Dorothy L. Espelage, PhD, is a Professor of Child Development in the Department of Educational Psychology at the University of Illinois, Urbana-Champaign.  She is a University Scholar and has fellow status in Division 17 (Counseling Psychology) of the American Psychological Association.  She earned her Ph.D. in Counseling Psychology from Indiana University in 1997. She has conducted research on bullying, homophobic teasing, sexual harassment, and dating violence for the last 18 years. As a result, she presents regularly at regional, national, and international conferences and is author on over 90 professional publications.  She is co-editor of four published books including Bullying in North American Schools: A Social-Ecological Perspective on Prevention and Intervention and International Handbook of Bullying published by Routledge. She is Associate Editor of the Journal of Counseling Psychology. She has presented thousands of workshops and in-service training seminars for teachers, administrators, counselors, and social workers across the U.S.  Her research focuses on translating empirical findings into prevention and intervention programming.  She is currently funded by the CDC for a randomized clinical trial of a bullying prevention program in 36 middle schools. She authored a 2011 White House Brief on bullying among LGBTQ youth and attended the White House Conference in 2011. She is also funded by National Science Foundation to develop better methods to assess bullying among adolescents and CDC and NIJ are funding a longitudinal study of predictors of bullying and dating violence among adolescents.

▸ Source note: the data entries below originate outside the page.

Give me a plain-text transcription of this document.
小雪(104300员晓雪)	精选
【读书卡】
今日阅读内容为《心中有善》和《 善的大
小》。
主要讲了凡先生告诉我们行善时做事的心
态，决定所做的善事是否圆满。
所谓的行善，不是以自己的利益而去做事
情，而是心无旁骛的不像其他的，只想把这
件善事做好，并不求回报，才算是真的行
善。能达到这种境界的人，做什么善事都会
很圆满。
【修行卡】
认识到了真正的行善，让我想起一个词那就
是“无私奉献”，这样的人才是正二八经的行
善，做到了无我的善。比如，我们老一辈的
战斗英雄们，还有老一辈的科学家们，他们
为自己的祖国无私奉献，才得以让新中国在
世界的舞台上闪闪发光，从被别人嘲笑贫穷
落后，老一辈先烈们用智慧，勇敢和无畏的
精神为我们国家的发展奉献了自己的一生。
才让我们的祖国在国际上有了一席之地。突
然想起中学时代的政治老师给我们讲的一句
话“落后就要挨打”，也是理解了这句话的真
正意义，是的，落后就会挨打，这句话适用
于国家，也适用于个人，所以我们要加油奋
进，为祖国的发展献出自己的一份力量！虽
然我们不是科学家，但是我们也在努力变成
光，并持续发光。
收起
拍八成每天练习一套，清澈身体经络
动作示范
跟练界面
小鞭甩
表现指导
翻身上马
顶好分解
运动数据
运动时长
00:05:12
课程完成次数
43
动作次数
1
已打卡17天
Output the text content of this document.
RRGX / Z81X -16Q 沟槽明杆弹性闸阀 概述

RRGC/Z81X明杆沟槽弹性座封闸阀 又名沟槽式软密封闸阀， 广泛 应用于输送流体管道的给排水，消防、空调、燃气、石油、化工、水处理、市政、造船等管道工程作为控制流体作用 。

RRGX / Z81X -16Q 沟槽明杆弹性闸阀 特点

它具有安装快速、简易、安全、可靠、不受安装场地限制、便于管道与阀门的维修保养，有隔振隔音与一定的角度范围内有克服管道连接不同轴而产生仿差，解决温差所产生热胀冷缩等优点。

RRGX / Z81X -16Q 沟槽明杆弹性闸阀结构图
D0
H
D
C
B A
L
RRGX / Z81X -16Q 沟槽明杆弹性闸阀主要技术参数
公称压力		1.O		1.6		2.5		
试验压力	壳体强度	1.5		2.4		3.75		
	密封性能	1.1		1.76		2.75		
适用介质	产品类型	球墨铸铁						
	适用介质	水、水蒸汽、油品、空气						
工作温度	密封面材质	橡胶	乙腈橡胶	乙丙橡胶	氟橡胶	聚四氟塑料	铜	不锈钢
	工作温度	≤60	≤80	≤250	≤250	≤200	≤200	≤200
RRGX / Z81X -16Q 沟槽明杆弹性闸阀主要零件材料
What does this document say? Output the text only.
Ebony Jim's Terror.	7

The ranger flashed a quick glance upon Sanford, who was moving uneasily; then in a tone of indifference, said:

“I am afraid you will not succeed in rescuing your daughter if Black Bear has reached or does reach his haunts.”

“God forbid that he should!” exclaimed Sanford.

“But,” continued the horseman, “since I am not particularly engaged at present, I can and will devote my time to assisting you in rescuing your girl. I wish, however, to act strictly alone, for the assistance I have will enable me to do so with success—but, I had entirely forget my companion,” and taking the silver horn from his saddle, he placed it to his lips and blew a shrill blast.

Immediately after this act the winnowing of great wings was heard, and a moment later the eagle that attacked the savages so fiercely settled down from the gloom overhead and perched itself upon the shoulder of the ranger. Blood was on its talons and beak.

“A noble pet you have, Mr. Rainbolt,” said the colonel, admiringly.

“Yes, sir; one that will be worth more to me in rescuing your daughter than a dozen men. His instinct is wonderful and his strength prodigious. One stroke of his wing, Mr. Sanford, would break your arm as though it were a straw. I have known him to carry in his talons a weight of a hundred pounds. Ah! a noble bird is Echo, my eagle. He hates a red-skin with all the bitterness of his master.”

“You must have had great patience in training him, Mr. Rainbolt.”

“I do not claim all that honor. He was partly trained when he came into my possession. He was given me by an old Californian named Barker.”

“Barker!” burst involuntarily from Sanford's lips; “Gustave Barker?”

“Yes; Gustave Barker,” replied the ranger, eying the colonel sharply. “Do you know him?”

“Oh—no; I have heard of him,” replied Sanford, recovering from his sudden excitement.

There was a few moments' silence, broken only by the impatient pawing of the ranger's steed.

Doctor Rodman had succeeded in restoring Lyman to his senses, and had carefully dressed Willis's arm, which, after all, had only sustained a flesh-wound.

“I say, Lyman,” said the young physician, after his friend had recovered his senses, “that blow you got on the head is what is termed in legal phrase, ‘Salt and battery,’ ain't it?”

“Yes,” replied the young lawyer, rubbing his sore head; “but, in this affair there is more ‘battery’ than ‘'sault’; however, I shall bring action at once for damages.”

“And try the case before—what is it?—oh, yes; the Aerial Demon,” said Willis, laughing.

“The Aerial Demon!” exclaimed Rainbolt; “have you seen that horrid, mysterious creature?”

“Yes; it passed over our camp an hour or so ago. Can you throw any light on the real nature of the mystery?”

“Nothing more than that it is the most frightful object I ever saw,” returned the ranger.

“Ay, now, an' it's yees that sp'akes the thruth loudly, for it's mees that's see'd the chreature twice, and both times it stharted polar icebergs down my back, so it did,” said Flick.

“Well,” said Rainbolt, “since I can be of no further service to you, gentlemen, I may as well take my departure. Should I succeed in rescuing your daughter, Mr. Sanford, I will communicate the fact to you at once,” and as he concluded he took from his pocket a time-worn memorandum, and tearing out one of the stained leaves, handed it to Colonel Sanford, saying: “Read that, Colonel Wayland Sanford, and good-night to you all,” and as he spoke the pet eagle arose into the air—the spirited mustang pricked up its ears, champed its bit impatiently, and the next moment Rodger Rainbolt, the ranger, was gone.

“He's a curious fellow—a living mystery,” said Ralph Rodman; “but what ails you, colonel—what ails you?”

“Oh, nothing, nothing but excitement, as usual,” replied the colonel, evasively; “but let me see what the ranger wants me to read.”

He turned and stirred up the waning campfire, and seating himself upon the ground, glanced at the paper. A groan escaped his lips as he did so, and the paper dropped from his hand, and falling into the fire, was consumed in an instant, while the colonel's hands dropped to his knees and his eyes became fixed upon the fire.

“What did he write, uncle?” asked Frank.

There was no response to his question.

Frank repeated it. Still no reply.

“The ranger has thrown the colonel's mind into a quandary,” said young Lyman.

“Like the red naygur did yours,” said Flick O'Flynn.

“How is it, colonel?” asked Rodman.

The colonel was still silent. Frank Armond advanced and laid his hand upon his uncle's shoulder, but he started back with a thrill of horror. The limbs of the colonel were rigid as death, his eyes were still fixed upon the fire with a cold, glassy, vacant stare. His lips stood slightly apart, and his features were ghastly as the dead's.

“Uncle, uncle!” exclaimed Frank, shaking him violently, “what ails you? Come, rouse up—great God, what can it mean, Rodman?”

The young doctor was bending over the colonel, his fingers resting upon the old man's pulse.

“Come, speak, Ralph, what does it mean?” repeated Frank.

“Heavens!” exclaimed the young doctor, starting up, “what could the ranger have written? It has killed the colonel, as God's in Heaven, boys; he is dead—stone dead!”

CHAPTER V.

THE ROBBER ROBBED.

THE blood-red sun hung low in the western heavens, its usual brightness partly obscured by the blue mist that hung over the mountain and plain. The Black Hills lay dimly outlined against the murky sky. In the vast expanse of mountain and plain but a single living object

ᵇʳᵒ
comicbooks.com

Dr. Espelage has appeared on many television news and talk shows, including The Today Show; CNN; CBS Evening News; The Oprah Winfrey Show, Anderson, Anderson 360 and has been quoted in the national print press, including Time Magazine, USA Today, People, Boston Globe, and the Wall Street Journal. Her dedicated team of undergraduate and graduate students are committed to the dissemination of the research through various mechanisms.